I liked the system that was in place for requesting changes to transport times, training and meal times. We generally had to give 24 hours notice through filling and handing in a request form and was then notified of the changes by text. The text however just stated that your request has been accepted - I think it would have been even better if it included the new time as sometimes you'd have more than one request pending and therefore there was uncertainty sometimes as to which request was granted.

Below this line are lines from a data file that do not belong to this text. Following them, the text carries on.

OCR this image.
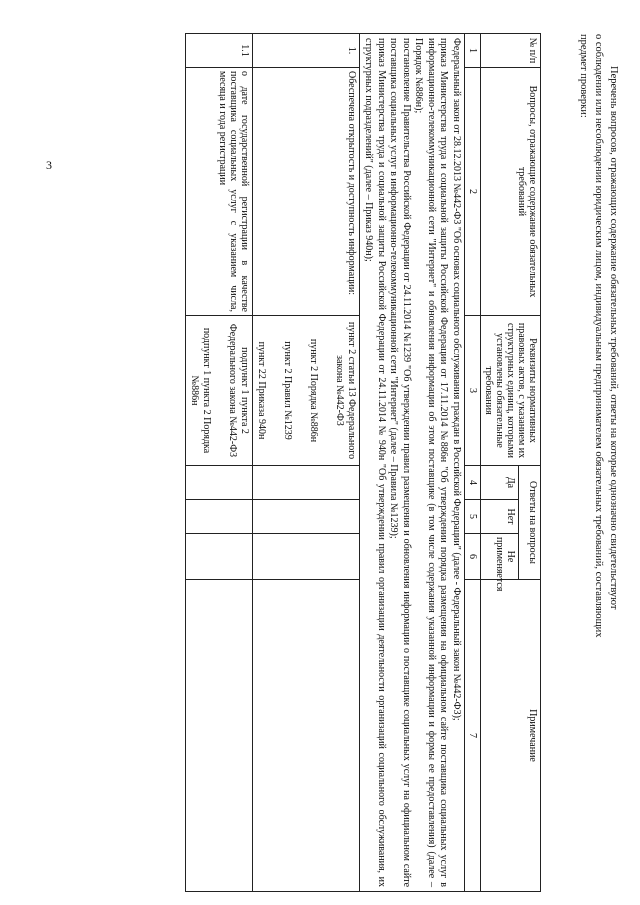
3	Перечень вопросов, отражающих содержание обязательных требований, ответы на которые однозначно свидетельствуют
о соблюдении или несоблюдении юридическим лицом, индивидуальным предпринимателем обязательных требований, составляющих
предмет проверки:
№ п/п	Вопросы, отражающие содержание обязательных требований	Реквизиты нормативных правовых актов, с указанием их структурных единиц, которыми установлены обязательные требования	Ответы на вопросы			Примечание
			Да	Нет	Не применяется	
1	2	3	4	5	6	7

Федеральный закон от 28.12.2013 №442-ФЗ "Об основах социального обслуживания граждан в Российской Федерации" (далее - Федеральный закон №442-ФЗ);
приказ Министерства труда и социальной защиты Российской Федерации от 17.11.2014 №886н "Об утверждении порядка размещения на официальном сайте поставщика социальных услуг в информационно-телекоммуникационной сети "Интернет" и обновления информации об этом поставщике (в том числе содержания указанной информации и формы ее предоставления) (далее – Порядок №886н);
постановление Правительства Российской Федерации от 24.11.2014 №1239 "Об утверждении правил размещения и обновления информации о поставщике социальных услуг на официальном сайте поставщика социальных услуг в информационно-телекоммуникационной сети "Интернет" (далее – Правила №1239);
приказ Министерства труда и социальной защиты Российской Федерации от 24.11.2014 № 940н "Об утверждении правил организации деятельности организаций социального обслуживания, их структурных подразделений" (далее – Приказ 940н);						

1.	Обеспечена открытость и доступность информации:	пункт 2 статьи 13 Федерального закона №442-ФЗ
пункт 2 Порядка №886н
пункт 2 Правил №1239
пункт 22 Приказа 940н				

1.1	о дате государственной регистрации в качестве поставщика социальных услуг с указанием числа, месяца и года регистрации	подпункт 1 пункта 2 Федерального закона №442-ФЗ
подпункт 1 пункта 2 Порядка №886н				
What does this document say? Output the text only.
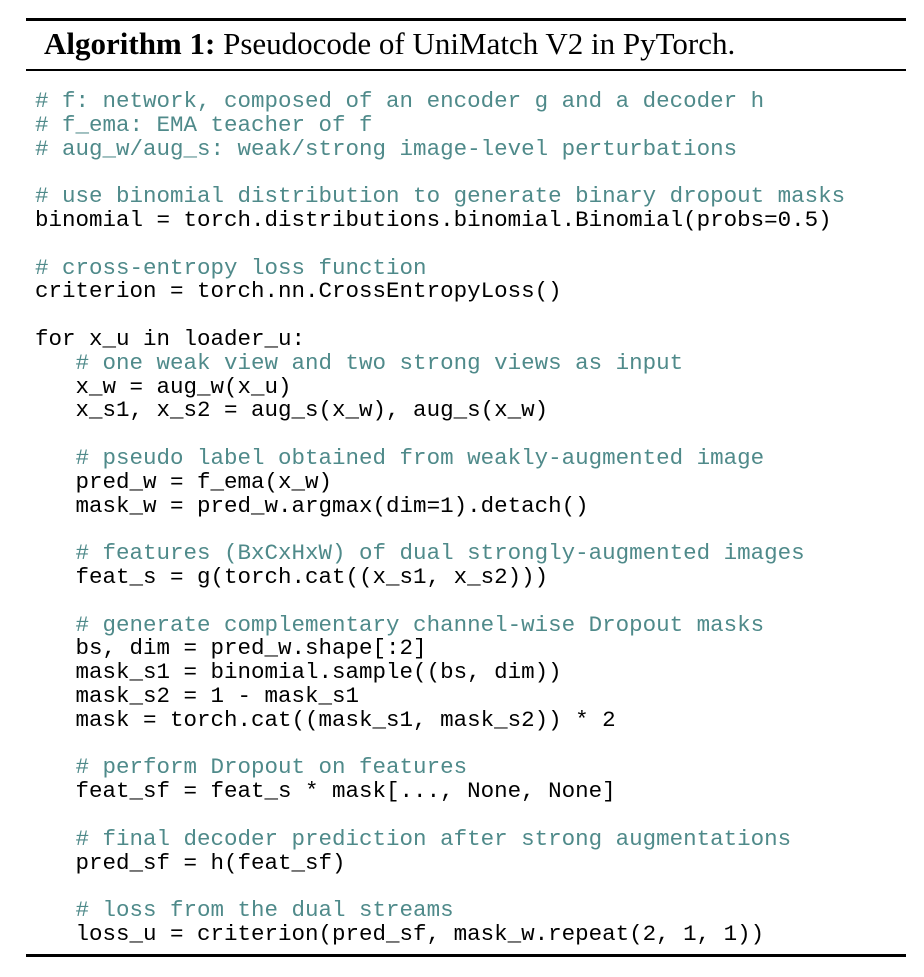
Algorithm 1: Pseudocode of UniMatch V2 in PyTorch.
# f: network, composed of an encoder g and a decoder h
# f_ema: EMA teacher of f
# aug_w/aug_s: weak/strong image-level perturbations
# use binomial distribution to generate binary dropout masks
binomial = torch.distributions.binomial.Binomial(probs=0.5)
# cross-entropy loss function
criterion = torch.nn.CrossEntropyLoss()
for x_u in loader_u:
# one weak view and two strong views as input
x_w = aug_w(x_u)
x_s1, x_s2 = aug_s(x_w), aug_s(x_w)
# pseudo label obtained from weakly-augmented image
pred_w = f_ema(x_w)
mask_w = pred_w.argmax(dim=1).detach()
# features (BxCxHxW) of dual strongly-augmented images
feat_s = g(torch.cat((x_s1, x_s2)))
# generate complementary channel-wise Dropout masks
bs, dim = pred_w.shape[:2]
mask_s1 = binomial.sample((bs, dim))
mask_s2 = 1 - mask_s1
mask = torch.cat((mask_s1, mask_s2)) * 2
# perform Dropout on features
feat_sf = feat_s * mask[..., None, None]
# final decoder prediction after strong augmentations
pred_sf = h(feat_sf)
# loss from the dual streams
loss_u = criterion(pred_sf, mask_w.repeat(2, 1, 1))
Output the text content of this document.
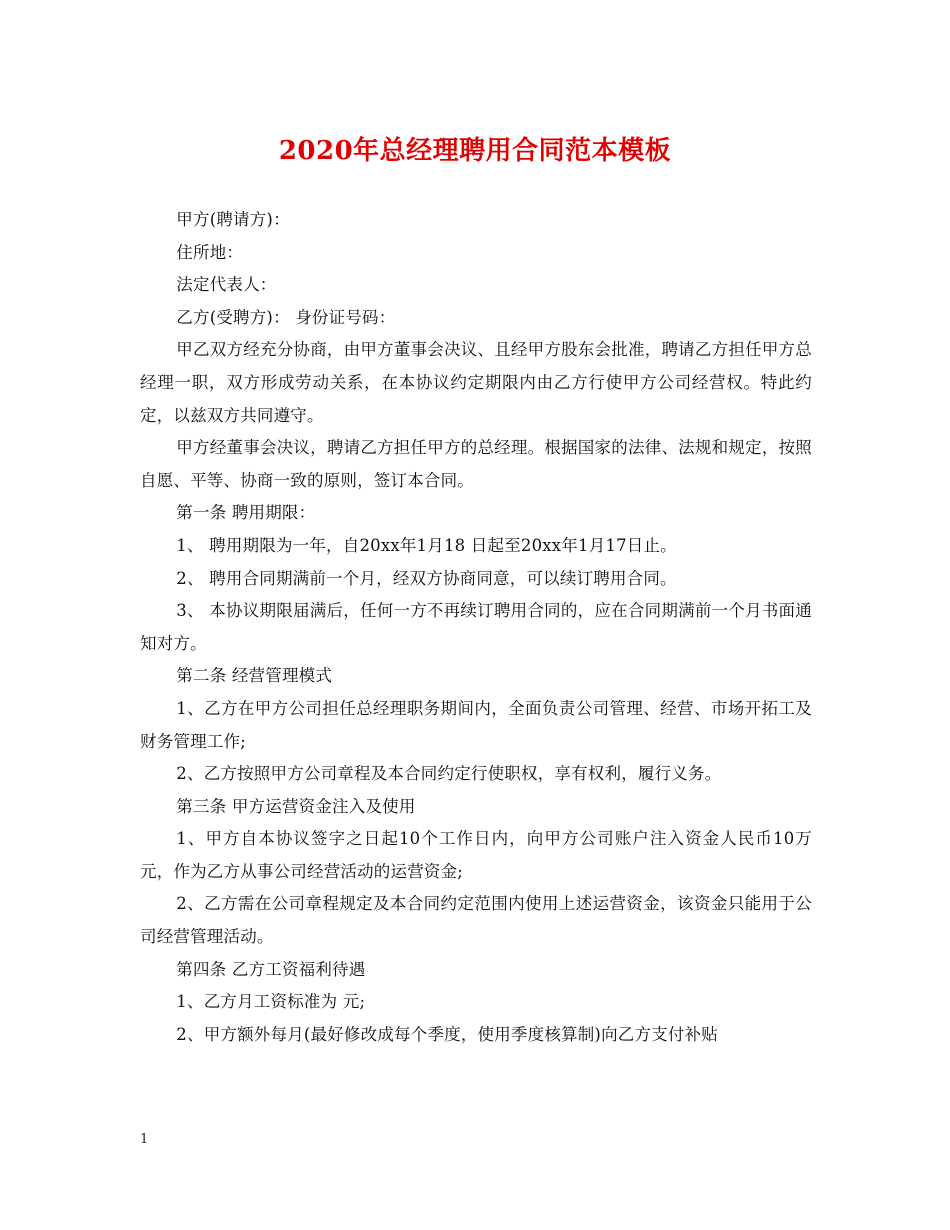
2020年总经理聘用合同范本模板

甲方(聘请方)：

住所地：

法定代表人：

乙方(受聘方)： 身份证号码：

甲乙双方经充分协商，由甲方董事会决议、且经甲方股东会批准，聘请乙方担任甲方总经理一职，双方形成劳动关系，在本协议约定期限内由乙方行使甲方公司经营权。特此约定，以兹双方共同遵守。

甲方经董事会决议，聘请乙方担任甲方的总经理。根据国家的法律、法规和规定，按照自愿、平等、协商一致的原则，签订本合同。

第一条 聘用期限：

1、 聘用期限为一年，自20xx年1月18 日起至20xx年1月17日止。

2、 聘用合同期满前一个月，经双方协商同意，可以续订聘用合同。

3、 本协议期限届满后，任何一方不再续订聘用合同的，应在合同期满前一个月书面通知对方。

第二条 经营管理模式

1、乙方在甲方公司担任总经理职务期间内，全面负责公司管理、经营、市场开拓工及财务管理工作;

2、乙方按照甲方公司章程及本合同约定行使职权，享有权利，履行义务。

第三条 甲方运营资金注入及使用

1、甲方自本协议签字之日起10个工作日内，向甲方公司账户注入资金人民币10万元，作为乙方从事公司经营活动的运营资金;

2、乙方需在公司章程规定及本合同约定范围内使用上述运营资金，该资金只能用于公司经营管理活动。

第四条 乙方工资福利待遇

1、乙方月工资标准为 元;

2、甲方额外每月(最好修改成每个季度，使用季度核算制)向乙方支付补贴

1
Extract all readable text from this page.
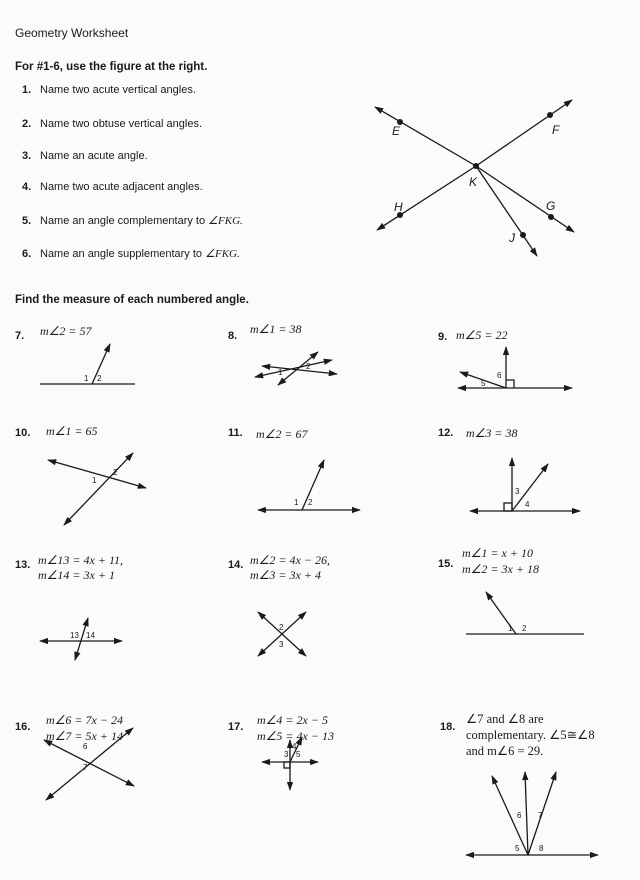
Geometry Worksheet
For #1-6, use the figure at the right.
1. Name two acute vertical angles.
2. Name two obtuse vertical angles.
3. Name an acute angle.
4. Name two acute adjacent angles.
5. Name an angle complementary to ∠FKG.
6. Name an angle supplementary to ∠FKG.
Find the measure of each numbered angle.
7. m∠2 = 57	8. m∠1 = 38
9. m∠5 = 22
10. m∠1 = 65	11. m∠2 = 67	12. m∠3 = 38
13. m∠13 = 4x + 11,
m∠14 = 3x + 1
14. m∠2 = 4x − 26,
m∠3 = 3x + 4
15.
m∠1 = x + 10
m∠2 = 3x + 18
16. m∠6 = 7x − 24
m∠7 = 5x + 14
17. m∠4 = 2x − 5
m∠5 = 4x − 13
18.
∠7 and ∠8 are
complementary. ∠5≅∠8
and m∠6 = 29.
E	F
K
H	G
J
1 2
1
2
5
6
1
2
1 2
3
4
13 14
2
3
1 2
6
7
3
4
5
6 7
5 8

All in all, I think the event was an overwhelming success and the organising committee can be very proud of themselves. From a student's perspective, it was an incredible experience and it's given me a great insight into what it takes to run a global event. As reflected upon within this blog, there are numerous things one can take away from an event like this and apply it next time to make it even better. It's very rare I suppose to have an event without any problems, but I guess it's all about minimising the risks, having plans in place for when things don't go according to plan and applying best practice from previous events, making it even better.